While DVD rental kiosks remain in local shopping centres, gone are the days of wandering the aisles searching for the perfect Saturday night flick.
"People really enjoyed walking around, physically picking up the discs, spending time making their choices. It was a real social, community hub," he said.
"We knew customers' names. Everyone turned up at peak hour. If you were a uni kid it was the ultimate job to get."
Having owned the store for almost four decades, Mr Smith said one particular rental was considered the most popular of all time - and that would be Titanic.
"It just so happened Titanic was a major blockbuster and it also came out at the height of video stores' popularity too, which explains why it was rented so often," he said.
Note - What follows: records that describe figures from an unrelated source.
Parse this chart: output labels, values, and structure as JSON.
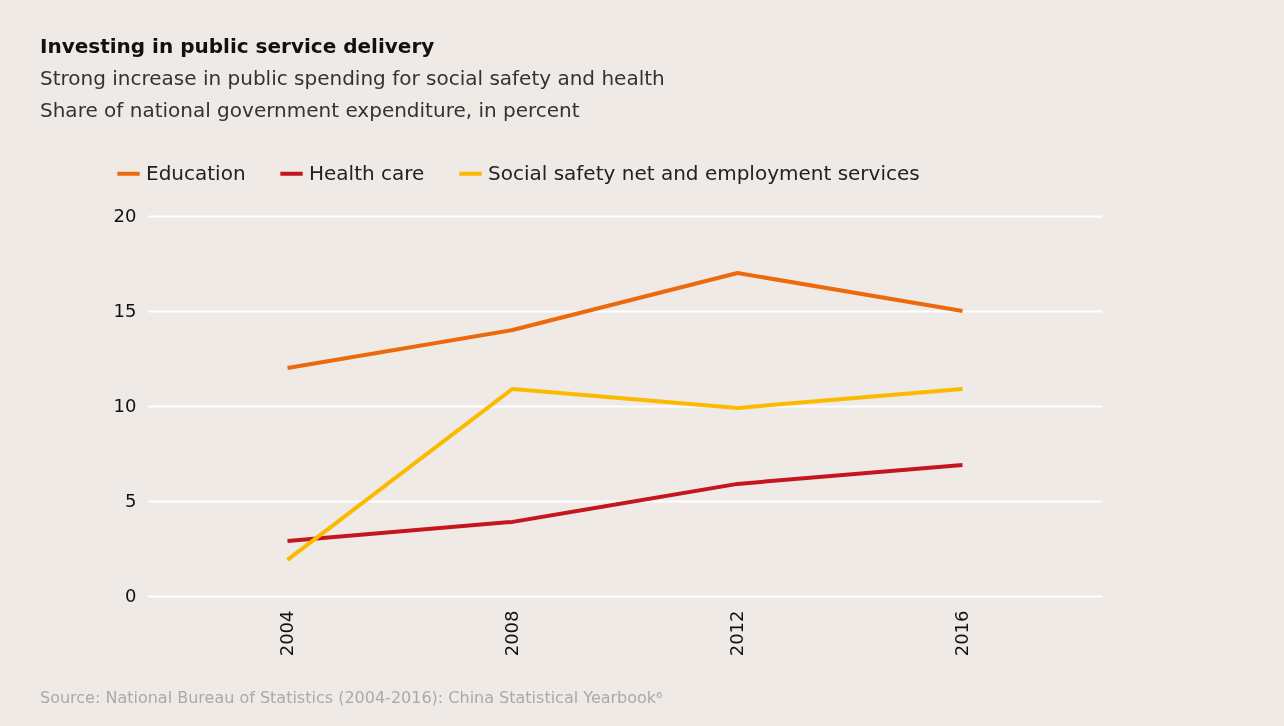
{
  "chart_data": {
    "type": "line",
    "title": "Investing in public service delivery",
    "subtitle": "Strong increase in public spending for social safety and health",
    "ylabel": "Share of national government expenditure, in percent",
    "categories": [
      "2004",
      "2008",
      "2012",
      "2016"
    ],
    "series": [
      {
        "name": "Education",
        "color": "#ec6a0c",
        "values": [
          12,
          14,
          17,
          15
        ]
      },
      {
        "name": "Health care",
        "color": "#c4161c",
        "values": [
          2.9,
          3.9,
          5.9,
          6.9
        ]
      },
      {
        "name": "Social safety net and employment services",
        "color": "#fbb900",
        "values": [
          1.9,
          10.9,
          9.9,
          10.9
        ]
      }
    ],
    "ylim": [
      0,
      20
    ],
    "yticks": [
      0,
      5,
      10,
      15,
      20
    ],
    "grid": "y",
    "legend": "top left",
    "marker": "none",
    "line_style": "solid",
    "annotations": [
      "Source: National Bureau of Statistics (2004-2016): China Statistical Yearbook⁶"
    ]
  }
}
"Kids these days will miss out on that experience and while it's sad, we always knew it was coming. It hasn't been a great mystery that this would happen.
"I started closing stores around five years ago and ironically the first store I owned will be the last one I close.
"It will be a poignant finish to a very long and successful run."
Sue Brown has owned Leading Edge Video at Currumbin with her husband Pete since 1999 and said they had tried selling other locally made products in the past five years to stay afloat.
"It's a struggle," she said.
"We have been selling bagged sweets for $1, a china mug range, candles made locally, a range of children's books by local authors, New Zealand ice-creams, cheap cans of drink and things like that.
"We are just a mum and dad store but we have a good, loyal customer base.
"It's a shame (there are so few stores left) because it's a happy business - people come in to find something to relax with and it has such positivity.
"We have a few more ideas for the coming years to stay open."
Blockbuster Palm Beach will begin selling all of its 10,000-plus DVDS from tomorrow.